Die 36-Jährige folgte als Teil einer Delegation von sieben EU-Parlamentariern einer Einladung iranischer Abgeordneter. Und sie hatte Leggins an. Dazu ein weites Oberteil und ein Tuch auf dem Kopf, das Nacken, Ohren und sogar die Stirnhaare der Blondine frei liess. So wie sich sonst eben nur die jungen, modebewussten Frauen auf Teherans Strassen wagen.
«Missachtung von Menschenrechten»
Damit war die offizielle Etikette zwar gerade noch gewahrt. In den Augen der Konservativen aber schien Schaake den Anlass ihres Besuches nicht zu würdigen. «Weiss die Europaabgeordnete nicht zu unterscheiden zwischen einem Schlafanzug und Kleidung, die für einen offiziellen Anlass angemessen ist», ereiferte sich Kouchakzadeh. Dass der Parlamentspräsident das angebliche «Verbrechen» zugelassen habe, bleibt ihm schleierhaft. Der Auftritt sei eine «Missachtung von Menschenrechten und islamischen Werten».
«Schwierigkeiten mit der holländischen Dame», titelte die konservative Zeitung «Haft Sobh» dem Spiegel zufolge. Den Konservativen gehe es um mehr als vermeintlich islamische Werte: Für sie sei der Auftritt ein Symbol europäischer Arroganz und Respektlosigkeit gegenüber dem Gastland gewesen.
Österreicher bringt das Fass zum Überlaufen
Schaakes Kollegen konnten ihren Auftritt nicht wettmachen.
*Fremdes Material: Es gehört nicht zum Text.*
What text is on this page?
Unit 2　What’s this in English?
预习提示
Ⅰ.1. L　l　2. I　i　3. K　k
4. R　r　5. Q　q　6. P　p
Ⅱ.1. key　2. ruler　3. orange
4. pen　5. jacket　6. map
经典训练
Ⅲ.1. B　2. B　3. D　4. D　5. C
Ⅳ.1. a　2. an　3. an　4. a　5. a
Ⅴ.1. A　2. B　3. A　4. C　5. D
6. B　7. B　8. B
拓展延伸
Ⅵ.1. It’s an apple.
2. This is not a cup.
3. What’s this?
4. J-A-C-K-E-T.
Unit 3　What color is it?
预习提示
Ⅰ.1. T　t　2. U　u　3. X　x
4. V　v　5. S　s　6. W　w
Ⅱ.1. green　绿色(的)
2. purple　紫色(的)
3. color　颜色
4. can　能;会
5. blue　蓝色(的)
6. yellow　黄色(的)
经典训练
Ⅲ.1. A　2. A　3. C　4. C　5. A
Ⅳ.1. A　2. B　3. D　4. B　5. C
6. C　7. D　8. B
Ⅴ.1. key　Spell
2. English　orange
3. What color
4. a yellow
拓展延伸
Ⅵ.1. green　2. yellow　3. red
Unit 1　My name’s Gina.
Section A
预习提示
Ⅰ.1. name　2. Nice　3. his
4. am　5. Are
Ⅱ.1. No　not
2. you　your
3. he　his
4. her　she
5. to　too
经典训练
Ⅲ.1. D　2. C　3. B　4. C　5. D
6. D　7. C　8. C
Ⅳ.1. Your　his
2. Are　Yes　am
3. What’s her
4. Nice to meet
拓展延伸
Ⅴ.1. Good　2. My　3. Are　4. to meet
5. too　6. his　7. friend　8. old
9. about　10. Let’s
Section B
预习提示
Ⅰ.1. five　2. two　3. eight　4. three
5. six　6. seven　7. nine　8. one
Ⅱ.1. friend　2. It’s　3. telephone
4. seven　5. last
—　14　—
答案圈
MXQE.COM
Im Gegenteil: Der Auftritt des 65-jährigen Österreichers Josef Weidenholzer machte die Sache sogar noch schlimmer. Er hatte bei dem Treffen mit Laridschani einen Rucksack über der Schulter hängen, «als ob es gleich zum Wandern ginge», schreibt der Spiegel. Die gesamte Delegation sei schliesslich als europäischer «Karneval» verspottet worden.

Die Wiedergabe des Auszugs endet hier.